XX

Tu as un visage de femme, peint de la main de la nature, toi le maître et la maîtresse de ma passion; tu as le coeur tendre d'une femme, mais tu ne connais pas les inconstances auxquelles la perfidie des femmes est sujette; tu as les yeux plus brillants qu'elles, mais tu ne les roules pas faussement comme elles, tes regards voient l'objet sur lequel ils se portent; tu as le teint d'un homme, toutes les nuances sont à ta disposition pour attirer les yeux des hommes et pour surprendre les âmes des femmes. Tu avais d'abord été créé pour être une femme, mais la nature en te façonnant est tombée dans la rêverie, et par ses additions elle m'a privée de toi en ajoutant quelque chose qui ne m'était bon à rien. Mais puisqu'elle t'a destiné à la satisfaction des femmes, que ton amour m'appartienne et qu'elles usent de ton amour comme d'un trésor.

XXI

Il n'en est pas de moi comme de cette muse animée à versifier par une beauté fardée, qui emprunte au ciel même ses ornements, et qui compare toutes les beautés à sa belle, accumulant les similitudes les plus ambitieuses, le soleil et la lune, les riches joyaux de la terre et de la mer, les premières fleurs du mois d'avril et tout ce que les airs du ciel renferment de rare dans leur vaste sein.
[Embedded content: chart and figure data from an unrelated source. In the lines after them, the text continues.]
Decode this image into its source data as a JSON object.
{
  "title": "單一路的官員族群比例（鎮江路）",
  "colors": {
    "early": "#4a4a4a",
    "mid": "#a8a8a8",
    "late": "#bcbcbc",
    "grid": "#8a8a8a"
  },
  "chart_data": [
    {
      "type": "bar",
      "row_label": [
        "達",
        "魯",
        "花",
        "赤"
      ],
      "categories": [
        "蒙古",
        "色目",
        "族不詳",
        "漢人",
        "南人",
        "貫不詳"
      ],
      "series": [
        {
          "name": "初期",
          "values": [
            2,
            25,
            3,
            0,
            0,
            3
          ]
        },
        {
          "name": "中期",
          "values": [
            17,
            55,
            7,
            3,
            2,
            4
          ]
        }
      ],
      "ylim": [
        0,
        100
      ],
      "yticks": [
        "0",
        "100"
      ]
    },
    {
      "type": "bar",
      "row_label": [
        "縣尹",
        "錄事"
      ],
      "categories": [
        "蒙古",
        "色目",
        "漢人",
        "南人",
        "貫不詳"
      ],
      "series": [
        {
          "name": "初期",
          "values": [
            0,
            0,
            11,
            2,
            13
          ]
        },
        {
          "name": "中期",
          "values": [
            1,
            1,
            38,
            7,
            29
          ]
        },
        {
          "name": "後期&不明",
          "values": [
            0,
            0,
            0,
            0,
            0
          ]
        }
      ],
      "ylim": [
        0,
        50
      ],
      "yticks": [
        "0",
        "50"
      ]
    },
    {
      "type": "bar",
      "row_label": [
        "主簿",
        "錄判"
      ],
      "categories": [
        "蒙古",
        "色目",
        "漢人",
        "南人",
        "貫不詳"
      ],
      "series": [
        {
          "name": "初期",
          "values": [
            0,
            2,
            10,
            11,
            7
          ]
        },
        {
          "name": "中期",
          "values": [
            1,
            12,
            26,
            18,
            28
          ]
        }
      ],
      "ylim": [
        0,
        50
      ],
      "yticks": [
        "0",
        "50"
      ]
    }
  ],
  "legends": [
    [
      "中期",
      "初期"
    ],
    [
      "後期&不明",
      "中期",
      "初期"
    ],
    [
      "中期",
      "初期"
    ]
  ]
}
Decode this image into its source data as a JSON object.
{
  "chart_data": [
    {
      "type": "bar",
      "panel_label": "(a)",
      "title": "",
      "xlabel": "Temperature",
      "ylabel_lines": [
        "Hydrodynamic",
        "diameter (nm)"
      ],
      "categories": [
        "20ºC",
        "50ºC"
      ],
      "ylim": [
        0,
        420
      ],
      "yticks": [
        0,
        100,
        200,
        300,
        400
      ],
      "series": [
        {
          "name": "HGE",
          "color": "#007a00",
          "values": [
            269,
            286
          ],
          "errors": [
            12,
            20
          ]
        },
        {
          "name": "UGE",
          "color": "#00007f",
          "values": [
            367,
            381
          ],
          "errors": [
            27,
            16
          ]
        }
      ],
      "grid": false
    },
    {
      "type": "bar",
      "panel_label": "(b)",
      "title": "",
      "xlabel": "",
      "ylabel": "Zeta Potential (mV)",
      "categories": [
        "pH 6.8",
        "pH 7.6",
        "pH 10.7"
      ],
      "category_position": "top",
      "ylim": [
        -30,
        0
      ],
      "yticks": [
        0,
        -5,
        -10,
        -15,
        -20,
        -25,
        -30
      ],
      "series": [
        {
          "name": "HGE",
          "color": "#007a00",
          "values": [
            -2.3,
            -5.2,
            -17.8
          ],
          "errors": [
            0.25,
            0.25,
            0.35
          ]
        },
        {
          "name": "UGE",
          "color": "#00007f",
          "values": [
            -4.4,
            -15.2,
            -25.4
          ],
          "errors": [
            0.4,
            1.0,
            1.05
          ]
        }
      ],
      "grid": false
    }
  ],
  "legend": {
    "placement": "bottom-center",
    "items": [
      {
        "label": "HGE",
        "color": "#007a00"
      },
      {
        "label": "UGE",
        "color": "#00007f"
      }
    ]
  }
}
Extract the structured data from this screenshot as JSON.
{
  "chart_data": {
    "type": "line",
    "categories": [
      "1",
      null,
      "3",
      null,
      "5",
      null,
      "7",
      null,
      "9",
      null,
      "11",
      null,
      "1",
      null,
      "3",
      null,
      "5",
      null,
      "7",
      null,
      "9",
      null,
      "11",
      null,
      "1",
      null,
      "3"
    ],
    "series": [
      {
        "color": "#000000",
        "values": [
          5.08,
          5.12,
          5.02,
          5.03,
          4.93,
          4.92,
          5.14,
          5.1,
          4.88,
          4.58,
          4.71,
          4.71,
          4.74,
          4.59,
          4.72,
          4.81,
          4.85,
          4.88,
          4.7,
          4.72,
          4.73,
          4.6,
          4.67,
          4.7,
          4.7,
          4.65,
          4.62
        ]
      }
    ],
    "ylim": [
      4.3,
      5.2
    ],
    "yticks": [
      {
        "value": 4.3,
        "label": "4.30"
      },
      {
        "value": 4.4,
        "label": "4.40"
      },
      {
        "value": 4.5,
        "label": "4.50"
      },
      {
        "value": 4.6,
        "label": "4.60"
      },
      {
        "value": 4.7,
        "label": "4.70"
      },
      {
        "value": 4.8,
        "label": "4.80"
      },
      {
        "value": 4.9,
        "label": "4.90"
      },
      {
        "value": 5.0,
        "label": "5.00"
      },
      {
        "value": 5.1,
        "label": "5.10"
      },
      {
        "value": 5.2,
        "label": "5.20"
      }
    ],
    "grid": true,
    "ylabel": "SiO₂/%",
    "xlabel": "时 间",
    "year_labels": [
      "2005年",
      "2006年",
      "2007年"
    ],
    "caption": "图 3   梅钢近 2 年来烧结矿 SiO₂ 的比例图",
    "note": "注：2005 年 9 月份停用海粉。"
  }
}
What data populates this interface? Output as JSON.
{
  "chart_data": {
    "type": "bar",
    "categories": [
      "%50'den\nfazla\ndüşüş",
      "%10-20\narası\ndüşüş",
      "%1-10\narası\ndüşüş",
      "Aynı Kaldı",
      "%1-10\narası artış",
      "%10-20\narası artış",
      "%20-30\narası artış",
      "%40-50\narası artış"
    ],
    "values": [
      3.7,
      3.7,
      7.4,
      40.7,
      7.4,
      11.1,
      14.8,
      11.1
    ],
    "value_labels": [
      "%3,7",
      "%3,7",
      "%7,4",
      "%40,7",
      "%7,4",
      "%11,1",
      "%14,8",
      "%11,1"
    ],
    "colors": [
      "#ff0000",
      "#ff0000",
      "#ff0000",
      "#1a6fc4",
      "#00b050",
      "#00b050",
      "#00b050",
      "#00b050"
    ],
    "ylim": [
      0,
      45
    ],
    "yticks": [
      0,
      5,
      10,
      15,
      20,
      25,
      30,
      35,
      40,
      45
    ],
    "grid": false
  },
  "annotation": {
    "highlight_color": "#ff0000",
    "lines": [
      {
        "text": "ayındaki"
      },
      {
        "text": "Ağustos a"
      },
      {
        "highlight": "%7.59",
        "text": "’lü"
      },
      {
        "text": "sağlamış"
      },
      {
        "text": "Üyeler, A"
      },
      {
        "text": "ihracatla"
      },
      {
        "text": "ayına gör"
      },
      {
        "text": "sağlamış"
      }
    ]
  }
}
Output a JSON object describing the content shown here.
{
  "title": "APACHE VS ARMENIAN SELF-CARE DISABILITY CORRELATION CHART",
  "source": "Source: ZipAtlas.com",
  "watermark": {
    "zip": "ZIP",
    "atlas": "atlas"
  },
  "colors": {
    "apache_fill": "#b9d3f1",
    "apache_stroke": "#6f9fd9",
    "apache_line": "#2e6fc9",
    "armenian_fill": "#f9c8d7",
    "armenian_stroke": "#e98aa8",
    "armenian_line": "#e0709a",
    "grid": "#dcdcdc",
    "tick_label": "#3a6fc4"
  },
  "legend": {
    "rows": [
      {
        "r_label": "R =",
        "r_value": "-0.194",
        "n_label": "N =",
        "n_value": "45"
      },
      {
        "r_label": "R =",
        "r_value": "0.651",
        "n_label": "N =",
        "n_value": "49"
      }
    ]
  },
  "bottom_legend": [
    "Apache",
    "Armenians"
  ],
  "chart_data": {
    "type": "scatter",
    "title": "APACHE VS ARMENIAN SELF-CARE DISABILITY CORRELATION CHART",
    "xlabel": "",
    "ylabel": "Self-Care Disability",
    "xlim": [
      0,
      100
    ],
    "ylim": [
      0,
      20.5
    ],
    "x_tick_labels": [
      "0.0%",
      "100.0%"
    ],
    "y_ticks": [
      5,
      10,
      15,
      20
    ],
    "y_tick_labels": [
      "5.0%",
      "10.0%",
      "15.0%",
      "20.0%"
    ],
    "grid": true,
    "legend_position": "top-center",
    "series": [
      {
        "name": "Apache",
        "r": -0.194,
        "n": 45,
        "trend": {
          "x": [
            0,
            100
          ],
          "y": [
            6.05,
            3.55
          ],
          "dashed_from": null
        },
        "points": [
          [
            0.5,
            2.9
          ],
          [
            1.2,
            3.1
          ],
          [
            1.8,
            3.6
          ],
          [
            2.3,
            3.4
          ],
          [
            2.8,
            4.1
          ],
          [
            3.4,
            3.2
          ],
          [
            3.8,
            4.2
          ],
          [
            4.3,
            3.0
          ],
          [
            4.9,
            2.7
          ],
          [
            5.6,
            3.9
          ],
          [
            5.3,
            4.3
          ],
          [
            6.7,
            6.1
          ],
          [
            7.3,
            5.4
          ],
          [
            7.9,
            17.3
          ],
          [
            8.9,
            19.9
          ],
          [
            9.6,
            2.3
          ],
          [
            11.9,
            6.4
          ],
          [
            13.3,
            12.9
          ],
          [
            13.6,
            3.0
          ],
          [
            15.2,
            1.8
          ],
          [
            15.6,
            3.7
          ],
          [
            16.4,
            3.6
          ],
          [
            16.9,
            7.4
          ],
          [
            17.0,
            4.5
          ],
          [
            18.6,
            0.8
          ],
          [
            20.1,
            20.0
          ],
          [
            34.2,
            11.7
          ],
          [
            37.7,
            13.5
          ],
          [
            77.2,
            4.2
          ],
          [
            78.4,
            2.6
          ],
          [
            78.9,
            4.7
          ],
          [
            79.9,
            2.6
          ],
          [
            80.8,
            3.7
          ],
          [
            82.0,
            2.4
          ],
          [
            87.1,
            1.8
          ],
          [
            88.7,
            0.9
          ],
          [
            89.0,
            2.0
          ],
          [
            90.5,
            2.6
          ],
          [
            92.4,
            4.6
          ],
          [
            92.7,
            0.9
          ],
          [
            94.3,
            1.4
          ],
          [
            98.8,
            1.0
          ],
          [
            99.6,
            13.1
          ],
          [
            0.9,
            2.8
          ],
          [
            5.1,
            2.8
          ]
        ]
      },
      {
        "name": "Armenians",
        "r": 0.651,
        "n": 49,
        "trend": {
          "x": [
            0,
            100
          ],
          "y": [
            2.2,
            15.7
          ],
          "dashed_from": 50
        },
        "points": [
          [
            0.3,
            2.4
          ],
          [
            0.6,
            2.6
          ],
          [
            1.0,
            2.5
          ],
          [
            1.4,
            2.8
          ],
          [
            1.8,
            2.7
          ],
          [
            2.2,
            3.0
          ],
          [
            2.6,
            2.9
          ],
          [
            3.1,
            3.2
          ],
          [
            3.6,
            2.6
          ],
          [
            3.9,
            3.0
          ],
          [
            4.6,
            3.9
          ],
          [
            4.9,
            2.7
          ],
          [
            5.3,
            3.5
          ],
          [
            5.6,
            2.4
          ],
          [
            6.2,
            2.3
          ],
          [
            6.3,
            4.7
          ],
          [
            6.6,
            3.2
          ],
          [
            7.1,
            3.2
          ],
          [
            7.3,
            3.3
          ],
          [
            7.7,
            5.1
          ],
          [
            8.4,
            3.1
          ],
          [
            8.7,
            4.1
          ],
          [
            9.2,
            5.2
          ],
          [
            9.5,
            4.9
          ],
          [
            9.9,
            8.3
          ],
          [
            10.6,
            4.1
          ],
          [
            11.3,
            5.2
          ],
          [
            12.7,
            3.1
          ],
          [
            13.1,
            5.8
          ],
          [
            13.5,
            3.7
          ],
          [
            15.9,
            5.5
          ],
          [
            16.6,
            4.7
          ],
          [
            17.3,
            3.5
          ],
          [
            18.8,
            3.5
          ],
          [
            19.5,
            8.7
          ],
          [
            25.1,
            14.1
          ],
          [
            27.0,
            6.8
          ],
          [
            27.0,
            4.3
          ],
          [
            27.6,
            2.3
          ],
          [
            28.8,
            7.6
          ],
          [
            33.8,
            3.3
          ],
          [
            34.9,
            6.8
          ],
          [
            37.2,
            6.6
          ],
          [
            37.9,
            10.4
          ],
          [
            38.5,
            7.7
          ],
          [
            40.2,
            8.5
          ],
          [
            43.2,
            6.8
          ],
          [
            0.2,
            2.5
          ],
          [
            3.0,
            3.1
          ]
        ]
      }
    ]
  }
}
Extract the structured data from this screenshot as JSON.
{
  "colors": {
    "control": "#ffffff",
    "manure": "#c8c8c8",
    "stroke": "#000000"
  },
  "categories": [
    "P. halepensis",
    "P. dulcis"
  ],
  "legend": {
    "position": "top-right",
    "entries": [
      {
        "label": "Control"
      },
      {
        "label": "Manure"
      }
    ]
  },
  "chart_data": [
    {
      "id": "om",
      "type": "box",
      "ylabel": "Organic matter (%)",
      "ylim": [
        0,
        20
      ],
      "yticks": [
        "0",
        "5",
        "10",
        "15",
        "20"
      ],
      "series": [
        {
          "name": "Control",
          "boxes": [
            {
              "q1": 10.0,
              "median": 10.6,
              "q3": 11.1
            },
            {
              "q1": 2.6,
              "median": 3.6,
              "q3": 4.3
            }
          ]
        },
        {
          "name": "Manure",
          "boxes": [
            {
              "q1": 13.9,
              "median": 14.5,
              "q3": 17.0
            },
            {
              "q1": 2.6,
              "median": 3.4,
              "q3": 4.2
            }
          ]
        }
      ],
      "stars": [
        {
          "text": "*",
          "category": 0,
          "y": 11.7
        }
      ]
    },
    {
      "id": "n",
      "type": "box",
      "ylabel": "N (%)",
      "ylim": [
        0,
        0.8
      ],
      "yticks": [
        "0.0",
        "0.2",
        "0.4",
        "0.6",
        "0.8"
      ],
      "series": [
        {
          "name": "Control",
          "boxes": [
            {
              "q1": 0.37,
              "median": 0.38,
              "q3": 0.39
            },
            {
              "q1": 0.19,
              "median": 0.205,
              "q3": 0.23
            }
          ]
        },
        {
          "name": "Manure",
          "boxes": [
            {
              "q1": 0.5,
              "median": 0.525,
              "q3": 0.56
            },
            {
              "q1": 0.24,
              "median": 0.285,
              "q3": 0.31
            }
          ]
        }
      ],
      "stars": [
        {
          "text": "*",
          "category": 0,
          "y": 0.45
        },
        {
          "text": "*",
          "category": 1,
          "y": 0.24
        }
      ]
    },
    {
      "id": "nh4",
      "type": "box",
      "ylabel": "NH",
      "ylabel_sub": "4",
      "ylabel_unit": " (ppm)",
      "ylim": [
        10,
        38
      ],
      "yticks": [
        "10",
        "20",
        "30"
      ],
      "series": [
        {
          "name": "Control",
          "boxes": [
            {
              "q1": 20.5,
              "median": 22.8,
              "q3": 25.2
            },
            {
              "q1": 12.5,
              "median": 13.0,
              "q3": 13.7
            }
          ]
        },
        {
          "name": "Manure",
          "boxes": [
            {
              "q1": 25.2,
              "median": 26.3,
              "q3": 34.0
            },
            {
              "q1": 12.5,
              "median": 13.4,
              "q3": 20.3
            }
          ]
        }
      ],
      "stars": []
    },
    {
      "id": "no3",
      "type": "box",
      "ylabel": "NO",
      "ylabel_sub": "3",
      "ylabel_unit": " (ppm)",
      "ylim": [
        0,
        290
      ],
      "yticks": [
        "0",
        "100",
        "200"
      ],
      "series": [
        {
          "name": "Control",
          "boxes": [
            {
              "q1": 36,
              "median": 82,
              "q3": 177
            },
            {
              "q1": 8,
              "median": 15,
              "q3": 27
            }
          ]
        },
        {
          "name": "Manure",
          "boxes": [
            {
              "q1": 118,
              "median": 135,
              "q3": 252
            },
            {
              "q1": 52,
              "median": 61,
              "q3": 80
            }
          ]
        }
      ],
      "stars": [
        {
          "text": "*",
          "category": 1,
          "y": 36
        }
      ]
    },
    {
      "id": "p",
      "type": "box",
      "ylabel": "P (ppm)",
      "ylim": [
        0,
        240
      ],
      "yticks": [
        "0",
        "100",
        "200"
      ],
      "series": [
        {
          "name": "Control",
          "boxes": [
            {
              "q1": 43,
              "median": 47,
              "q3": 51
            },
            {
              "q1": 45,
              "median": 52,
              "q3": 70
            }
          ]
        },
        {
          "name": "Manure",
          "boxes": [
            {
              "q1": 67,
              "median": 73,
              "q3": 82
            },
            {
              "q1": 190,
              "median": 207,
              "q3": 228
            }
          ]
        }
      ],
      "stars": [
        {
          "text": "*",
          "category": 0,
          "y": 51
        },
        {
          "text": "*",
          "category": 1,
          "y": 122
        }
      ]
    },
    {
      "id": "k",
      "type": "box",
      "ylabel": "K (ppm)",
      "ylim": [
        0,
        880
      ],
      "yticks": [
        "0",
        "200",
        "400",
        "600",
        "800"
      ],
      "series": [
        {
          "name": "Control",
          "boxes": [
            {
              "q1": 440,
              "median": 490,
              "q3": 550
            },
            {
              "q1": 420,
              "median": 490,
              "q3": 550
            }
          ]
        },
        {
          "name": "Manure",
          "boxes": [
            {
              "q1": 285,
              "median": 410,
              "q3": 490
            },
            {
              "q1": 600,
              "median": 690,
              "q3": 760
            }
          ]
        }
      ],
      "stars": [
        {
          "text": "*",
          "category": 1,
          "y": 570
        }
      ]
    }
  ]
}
Pour moi qui suis sincère en amour, permettez-moi d'écrire sincèrement, et puis, croyez-moi, celle que j'aime est aussi belle qu'aucun enfant des hommes, bien qu'elle ne soit pas aussi éclatante que ces flambeaux d'or fixés dans les cieux; que ceux qui aiment à parler par ouï-dire en disent davantage, je ne veux pas vanter ma marchandise, puisque je n'ai pas l'intention de la vendre.

XXII

Mon miroir ne me persuadera pas que je suis vieux, tant que la jeunesse et toi serez du même âge; mais lorsque j'apercevrai chez toi les rides du temps, alors j'attendrai la mort pour expier ma vie, car toute cette beauté qui te pare n'est que le vêtement charmant de mon coeur qui vit dans ton sein, comme le tien en moi. Comment donc pourrais-je être plus âgé que toi? C'est pourquoi, mon amour, prends soin de toi comme je prends soin de moi-même; non pour moi, mais pour toi, puisque je porte ton coeur, que je garderai tendrement comme une bonne nourrice garde son enfant du mal. Ne compte pas sur ton coeur; si le mien expire, tu m'as donné le tien, mais non pour le reprendre.

XXIII

Comme un pauvre acteur sur la scène qui, dans son effroi, oublie son rôle, ou comme un animal furieux qui, plein de rage, affaiblit son propre coeur par l'excès de sa force, ainsi moi, par manque de confiance, j'oublie d'accomplir toute la cérémonie des rites de l'amour, et surchargé du fardeau de la force de mon amour, l'énergie de mon amour semble décroître. Oh! que mes lèvres servent d'éloquence et d'avocats muets à mon coeur qui te parle, ils plaident mon amour et réclament ma récompense mieux que cette langue qui en a souvent dit bien davantage. Oh! apprends à lire ce qu'a écrit un amour silencieux, c'est un apanage de l'intelligence de l'amour que d'entendre avec les yeux.

XXIV

Mes yeux m'ont servi de peintre et ont retracé l'usage de ta beauté sur la table de mon coeur; mon corps est le cadre qui contient ce portrait, et la perspective est le plus grand art du peintre; mais il faut que vous jugiez du talent à travers le peintre, pour trouver votre fidèle image là où elle repose suspendue dans le magasin de mon coeur; les fenêtres en sont vitrées de tes yeux. Vois quels services les yeux ont rendu aux yeux. Mes yeux ont retracé ta personne, et les tiens servent de fenêtre à mon sein; le soleil prend plaisir à regarder au travers pour te contempler à son aise, mais il manque aux yeux un secret pour compléter leur art, ils ne retracent que ce qu'ils voient, ils ne connaissent pas le coeur.